Ne pas crier victoire. Si l’épidémie de Mpox (Monkeypox ou variole du singe) semble maitrisée dans certaines zones géographiques comme l’Europe, elle n’est pas pour autant totalement éradiquée et elle perdure sur le continent américain. Dans ce contexte, la HAS (Haute autorité de santé) recommande des stratégies vaccinales différentes en fonction d’une éventuelle reprise de l’épidémie et de son niveau d’urgence.

Dernières données mondiales

Dans un récent bulletin d’informations (6 janvier 2023), l’Organisation mondiale de la santé (OMS) indique que depuis le début de l’épidémie de Mpox, 84 330 cas confirmés ont été recensés, dans 110 pays et ayant occasionné 74 décès. Pour l’OMS, le risque est désormais modéré pour l’Afrique, la zone méditerranéenne de l’Est, l’Europe et l’Asie du Sud-Est. Il est bas pour la région du Pacifique Ouest et reste élevé pour le continent américain. Ces quatre dernières semaines, la majorité des cas rapportés a été notifiée sur le continent américain (85,9 % des cas) et en Europe (6,9 % des cas). Les dix pays les plus touchés depuis le début de l’épidémie sont les États-Unis (29 715 cas), le Brésil (10 544 cas), l’Espagne (7 500 cas), La France (4 114), la Colombie (4 035), le Royaume-Uni (3 730), l’Allemagne (3 677), le Pérou (3 667, le Mexique (3637 cas) et le Canada (1 460).
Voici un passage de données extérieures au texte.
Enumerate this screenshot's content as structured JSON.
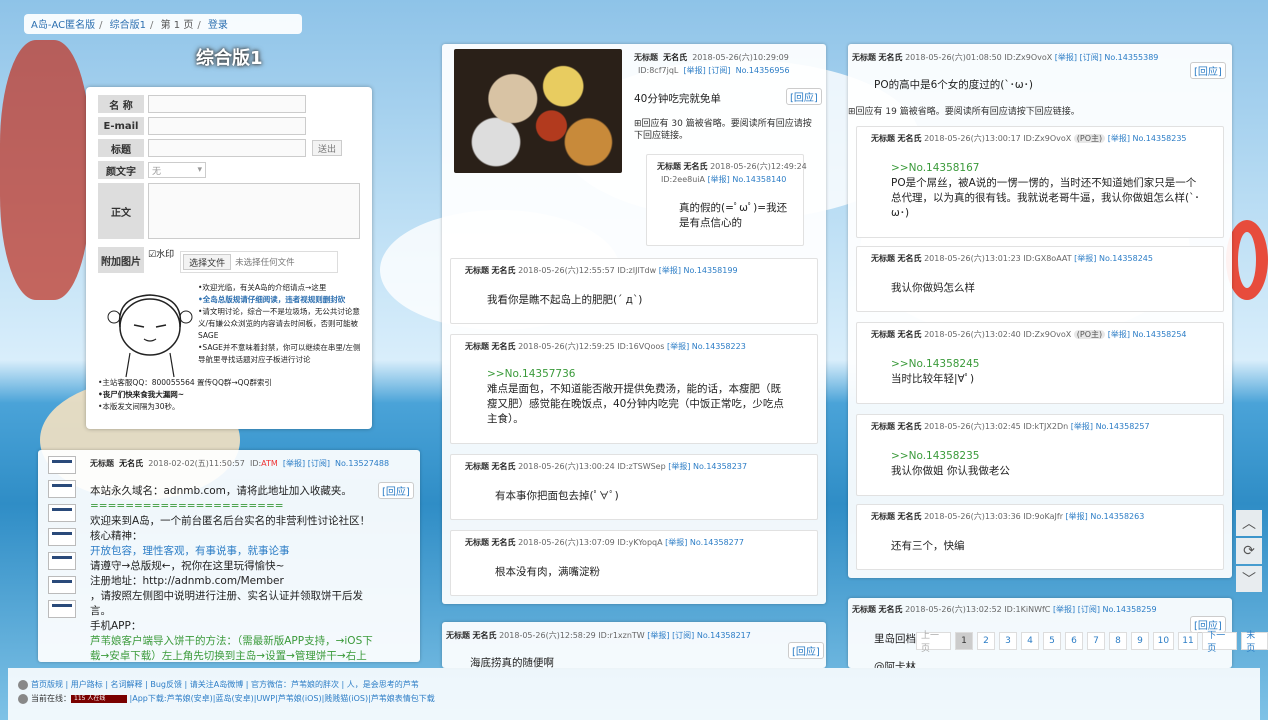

Ces pays représentent ensemble 85,5 % des cas rapportés. Les hommes représentent 96,6 % des cas, avec un âge médian de 34 ans : 79,2 % des cas concernant des hommes entre 18 et 44 ans. Les femmes représentent 3,4 % des cas. Enfin, chez les personnes dont on connaît le statut sérologique pour le VIH (c’est loin d’être la majorité des cas), 48,1 % des personnes touchées par le Mpox vivent avec le VIH. Les prochaines données concernant la France seront publiées par Santé publique France vers le 17 janvier 2023.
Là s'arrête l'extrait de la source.